Advisers: Clients not spooked by Egypt — yet

But panic level will go up in contagion spreads to rest of markets in Middle East

Jan 31, 2011 @ 4:18 pm

By Liz Skinner

While Americans in Egypt evacuate with help from the U.S. Embassy, financial advisers are considering whether to keep investments in the embattled nation — and the rest of the Middle East — or get out.

Some investors have already begun exiting. Stocks on Middle Eastern markets fell yesterday after a week of of violence and protests urging Egyptian President Hosni Mubarak to resign.

“Just as people flee, it's a good bet that a lot of people with structured investment in Egypt are also reconsidering or taking out their assets,” said Diana Furchtgott-Roth, senior fellow at the Hudson Institute.

Fears the instability will spread could hurt investments in the entire Middle East, said Ms. Furchtgott-Roth, who formerly was chief economist at the Labor Department.

“It doesn't look like anything will spread to Saudi Arabia but the possibility of it spreading to Jordan is somewhat greater,” she said, adding that other fragile countries include Yemen and Algeria, she said.

Famed investor Barton Biggs, who runs hedge fund Traxis Partners LP, told Bloomberg Television he's not selling securities because of the protests in Egypt that drove down stocks worldwide on Jan. 28.

Likewise, advisory firms said their clients haven't been calling them worried about the situation in Egypt. Most advisers have examined their clients' exposure and decided there's no need to act at this point.

Bob Andres, chief investment officer at Merion Wealth Partners, said clients should be paying more attention to the impact the region's instability could have on oil prices.

A disruption in oil flowing through the Suez Canal could impact at least 40% of the oil supply, he said.

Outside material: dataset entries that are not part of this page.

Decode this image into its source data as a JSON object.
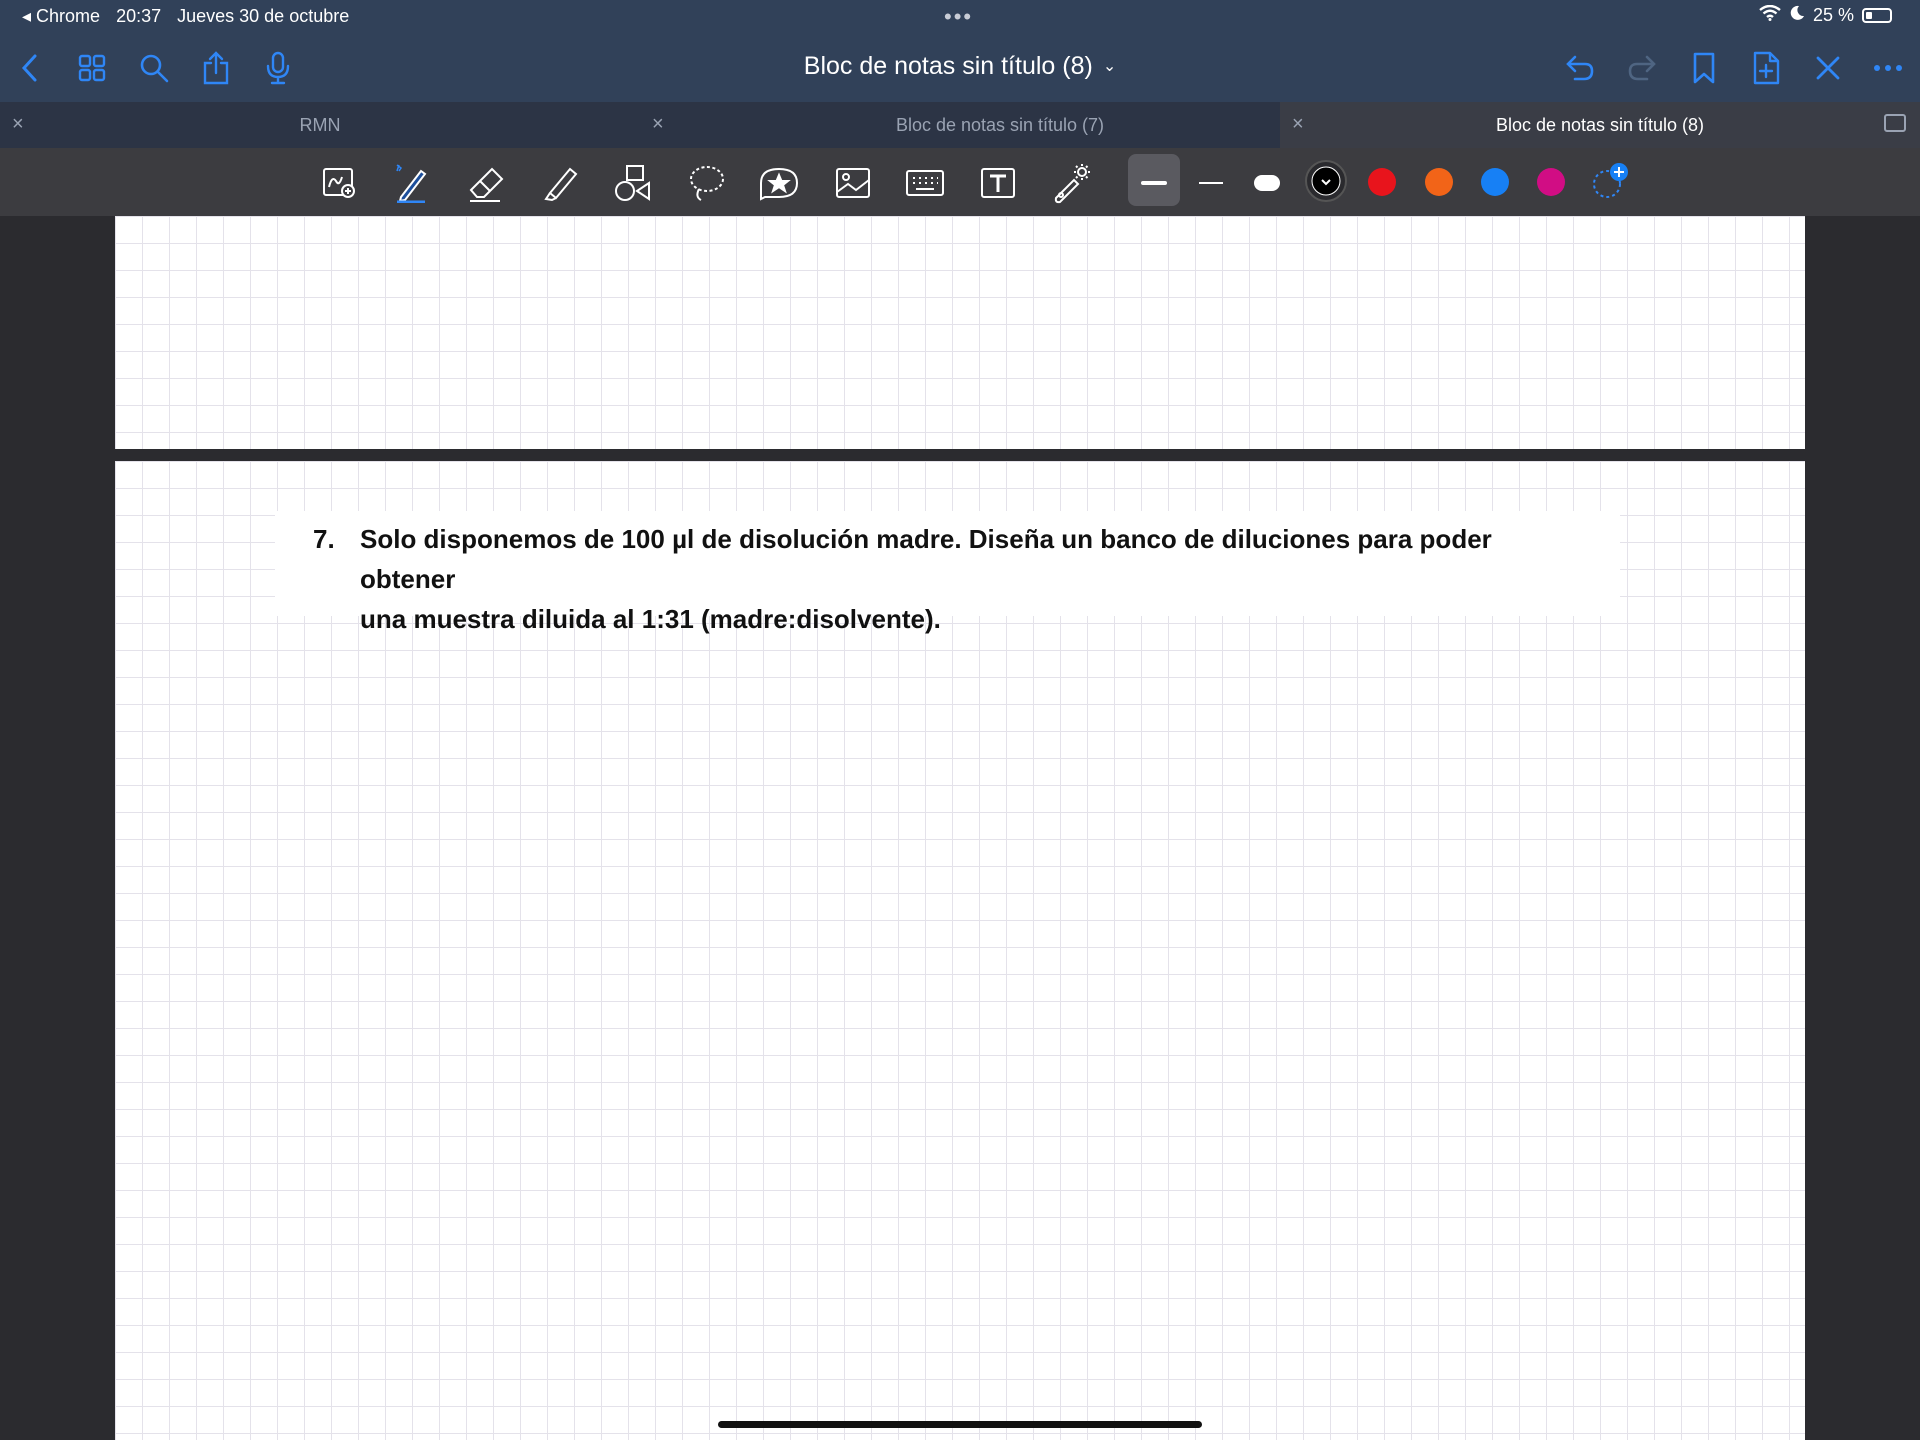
{
  "status_bar": {
    "back_app": "◂ Chrome",
    "time": "20:37",
    "date": "Jueves 30 de octubre",
    "dots": "•••",
    "battery": "25 %"
  },
  "nav": {
    "title": "Bloc de notas sin título (8)",
    "chevron": "⌄"
  },
  "tabs": [
    {
      "label": "RMN",
      "active": false
    },
    {
      "label": "Bloc de notas sin título (7)",
      "active": false
    },
    {
      "label": "Bloc de notas sin título (8)",
      "active": true
    }
  ],
  "toolbar": {
    "tools": [
      "zoom-window-tool",
      "pen-tool",
      "eraser-tool",
      "highlighter-tool",
      "shapes-tool",
      "lasso-tool",
      "sticker-tool",
      "image-tool",
      "keyboard-tool",
      "text-tool",
      "laser-pointer-tool"
    ],
    "stroke_widths": [
      "thick",
      "thin",
      "round"
    ],
    "colors": [
      "#000000",
      "#e8141c",
      "#f26418",
      "#1780f5",
      "#d10d84"
    ]
  },
  "document": {
    "question_number": "7.",
    "question_line1": "Solo disponemos de 100 µl de disolución madre. Diseña un banco de diluciones para poder obtener",
    "question_line2": "una muestra diluida al 1:31 (madre:disolvente)."
  }
}
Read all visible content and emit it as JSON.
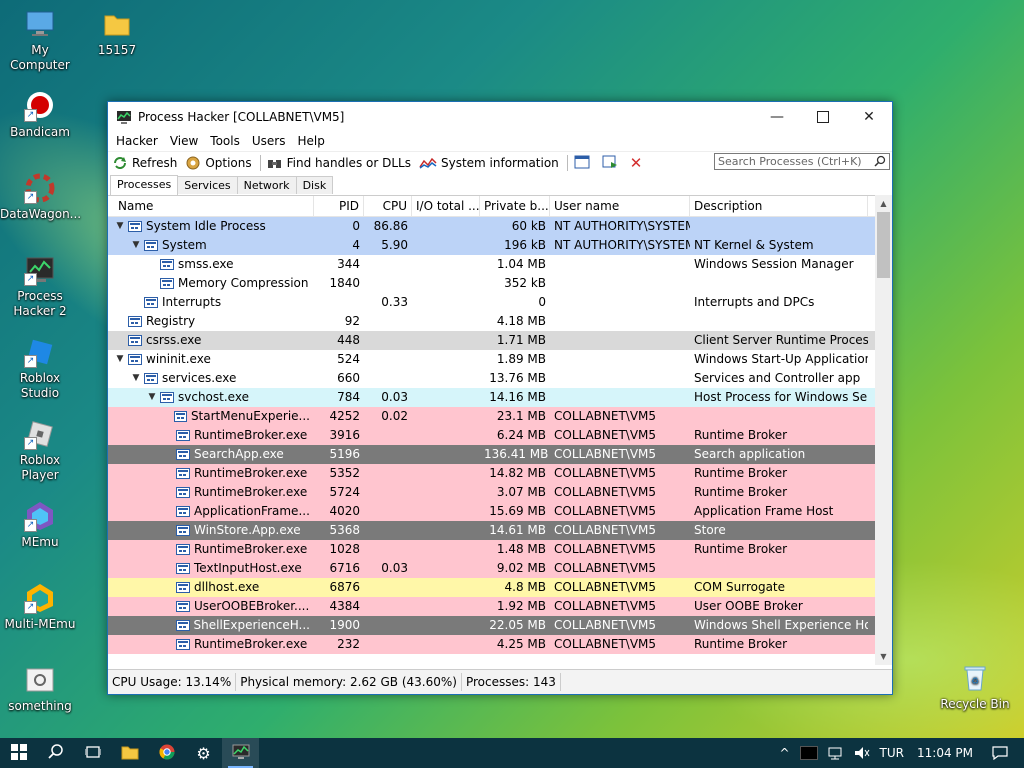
{
  "desktop": {
    "icons": [
      {
        "label": "My Computer"
      },
      {
        "label": "15157"
      },
      {
        "label": "Bandicam"
      },
      {
        "label": "DataWagon..."
      },
      {
        "label": "Process Hacker 2"
      },
      {
        "label": "Roblox Studio"
      },
      {
        "label": "Roblox Player"
      },
      {
        "label": "MEmu"
      },
      {
        "label": "Multi-MEmu"
      },
      {
        "label": "something"
      },
      {
        "label": "Recycle Bin"
      }
    ]
  },
  "window": {
    "title": "Process Hacker [COLLABNET\\VM5]",
    "menu": [
      "Hacker",
      "View",
      "Tools",
      "Users",
      "Help"
    ],
    "toolbar": {
      "refresh": "Refresh",
      "options": "Options",
      "find_handles": "Find handles or DLLs",
      "system_info": "System information"
    },
    "search_placeholder": "Search Processes (Ctrl+K)",
    "tabs": [
      "Processes",
      "Services",
      "Network",
      "Disk"
    ],
    "columns": {
      "name": "Name",
      "pid": "PID",
      "cpu": "CPU",
      "io": "I/O total ...",
      "private": "Private b...",
      "user": "User name",
      "desc": "Description"
    },
    "rows": [
      {
        "name": "System Idle Process",
        "pid": "0",
        "cpu": "86.86",
        "io": "",
        "priv": "60 kB",
        "user": "NT AUTHORITY\\SYSTEM",
        "desc": "",
        "depth": 0,
        "exp": "v",
        "bg": "#bcd3f7"
      },
      {
        "name": "System",
        "pid": "4",
        "cpu": "5.90",
        "io": "",
        "priv": "196 kB",
        "user": "NT AUTHORITY\\SYSTEM",
        "desc": "NT Kernel & System",
        "depth": 1,
        "exp": "v",
        "bg": "#bcd3f7"
      },
      {
        "name": "smss.exe",
        "pid": "344",
        "cpu": "",
        "io": "",
        "priv": "1.04 MB",
        "user": "",
        "desc": "Windows Session Manager",
        "depth": 2,
        "exp": "",
        "bg": "#ffffff"
      },
      {
        "name": "Memory Compression",
        "pid": "1840",
        "cpu": "",
        "io": "",
        "priv": "352 kB",
        "user": "",
        "desc": "",
        "depth": 2,
        "exp": "",
        "bg": "#ffffff"
      },
      {
        "name": "Interrupts",
        "pid": "",
        "cpu": "0.33",
        "io": "",
        "priv": "0",
        "user": "",
        "desc": "Interrupts and DPCs",
        "depth": 1,
        "exp": "",
        "bg": "#ffffff"
      },
      {
        "name": "Registry",
        "pid": "92",
        "cpu": "",
        "io": "",
        "priv": "4.18 MB",
        "user": "",
        "desc": "",
        "depth": 0,
        "exp": "",
        "bg": "#ffffff"
      },
      {
        "name": "csrss.exe",
        "pid": "448",
        "cpu": "",
        "io": "",
        "priv": "1.71 MB",
        "user": "",
        "desc": "Client Server Runtime Process",
        "depth": 0,
        "exp": "",
        "bg": "#d9d9d9"
      },
      {
        "name": "wininit.exe",
        "pid": "524",
        "cpu": "",
        "io": "",
        "priv": "1.89 MB",
        "user": "",
        "desc": "Windows Start-Up Application",
        "depth": 0,
        "exp": "v",
        "bg": "#ffffff"
      },
      {
        "name": "services.exe",
        "pid": "660",
        "cpu": "",
        "io": "",
        "priv": "13.76 MB",
        "user": "",
        "desc": "Services and Controller app",
        "depth": 1,
        "exp": "v",
        "bg": "#ffffff"
      },
      {
        "name": "svchost.exe",
        "pid": "784",
        "cpu": "0.03",
        "io": "",
        "priv": "14.16 MB",
        "user": "",
        "desc": "Host Process for Windows Ser...",
        "depth": 2,
        "exp": "v",
        "bg": "#d6f5fa"
      },
      {
        "name": "StartMenuExperie...",
        "pid": "4252",
        "cpu": "0.02",
        "io": "",
        "priv": "23.1 MB",
        "user": "COLLABNET\\VM5",
        "desc": "",
        "depth": 3,
        "exp": "",
        "bg": "#ffc5cf"
      },
      {
        "name": "RuntimeBroker.exe",
        "pid": "3916",
        "cpu": "",
        "io": "",
        "priv": "6.24 MB",
        "user": "COLLABNET\\VM5",
        "desc": "Runtime Broker",
        "depth": 3,
        "exp": "",
        "bg": "#ffc5cf"
      },
      {
        "name": "SearchApp.exe",
        "pid": "5196",
        "cpu": "",
        "io": "",
        "priv": "136.41 MB",
        "user": "COLLABNET\\VM5",
        "desc": "Search application",
        "depth": 3,
        "exp": "",
        "bg": "#7a7a7a"
      },
      {
        "name": "RuntimeBroker.exe",
        "pid": "5352",
        "cpu": "",
        "io": "",
        "priv": "14.82 MB",
        "user": "COLLABNET\\VM5",
        "desc": "Runtime Broker",
        "depth": 3,
        "exp": "",
        "bg": "#ffc5cf"
      },
      {
        "name": "RuntimeBroker.exe",
        "pid": "5724",
        "cpu": "",
        "io": "",
        "priv": "3.07 MB",
        "user": "COLLABNET\\VM5",
        "desc": "Runtime Broker",
        "depth": 3,
        "exp": "",
        "bg": "#ffc5cf"
      },
      {
        "name": "ApplicationFrame...",
        "pid": "4020",
        "cpu": "",
        "io": "",
        "priv": "15.69 MB",
        "user": "COLLABNET\\VM5",
        "desc": "Application Frame Host",
        "depth": 3,
        "exp": "",
        "bg": "#ffc5cf"
      },
      {
        "name": "WinStore.App.exe",
        "pid": "5368",
        "cpu": "",
        "io": "",
        "priv": "14.61 MB",
        "user": "COLLABNET\\VM5",
        "desc": "Store",
        "depth": 3,
        "exp": "",
        "bg": "#7a7a7a"
      },
      {
        "name": "RuntimeBroker.exe",
        "pid": "1028",
        "cpu": "",
        "io": "",
        "priv": "1.48 MB",
        "user": "COLLABNET\\VM5",
        "desc": "Runtime Broker",
        "depth": 3,
        "exp": "",
        "bg": "#ffc5cf"
      },
      {
        "name": "TextInputHost.exe",
        "pid": "6716",
        "cpu": "0.03",
        "io": "",
        "priv": "9.02 MB",
        "user": "COLLABNET\\VM5",
        "desc": "",
        "depth": 3,
        "exp": "",
        "bg": "#ffc5cf"
      },
      {
        "name": "dllhost.exe",
        "pid": "6876",
        "cpu": "",
        "io": "",
        "priv": "4.8 MB",
        "user": "COLLABNET\\VM5",
        "desc": "COM Surrogate",
        "depth": 3,
        "exp": "",
        "bg": "#fff7a8"
      },
      {
        "name": "UserOOBEBroker....",
        "pid": "4384",
        "cpu": "",
        "io": "",
        "priv": "1.92 MB",
        "user": "COLLABNET\\VM5",
        "desc": "User OOBE Broker",
        "depth": 3,
        "exp": "",
        "bg": "#ffc5cf"
      },
      {
        "name": "ShellExperienceH...",
        "pid": "1900",
        "cpu": "",
        "io": "",
        "priv": "22.05 MB",
        "user": "COLLABNET\\VM5",
        "desc": "Windows Shell Experience Host",
        "depth": 3,
        "exp": "",
        "bg": "#7a7a7a"
      },
      {
        "name": "RuntimeBroker.exe",
        "pid": "232",
        "cpu": "",
        "io": "",
        "priv": "4.25 MB",
        "user": "COLLABNET\\VM5",
        "desc": "Runtime Broker",
        "depth": 3,
        "exp": "",
        "bg": "#ffc5cf"
      }
    ],
    "status": {
      "cpu": "CPU Usage: 13.14%",
      "mem": "Physical memory: 2.62 GB (43.60%)",
      "procs": "Processes: 143"
    }
  },
  "taskbar": {
    "language": "TUR",
    "time": "11:04 PM"
  }
}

Theo Gallier, chief investment officer with Private Ocean, an advisory firm that manages about $700 million in assets, said the firm's clients aren't invested in Egypt. But he said the firm is paying attention to the impact in the region.

He agrees the biggest worry would be a jump in the price of oil because it is such a large component of inflation, he said. The firm hedges that risk with managed futures that contain crude oil contracts, Mr. Gallier said.

Financial adviser Sam Jones, president of All Season Financial Advisors Inc., believes there is limited economic significance to worry about.

“To me it's almost like a natural disaster, in terms of the economic impact,” he said. “It's doesn't have as much to do with economics as it has to do with politics.”

Mr. Jones, whose firm manages $110 million in client assets, said his clients have not reached out to him for direction or feedback related to the political unrest in Egypt.

“Our folks know that if it's heading south, we're out,” he said.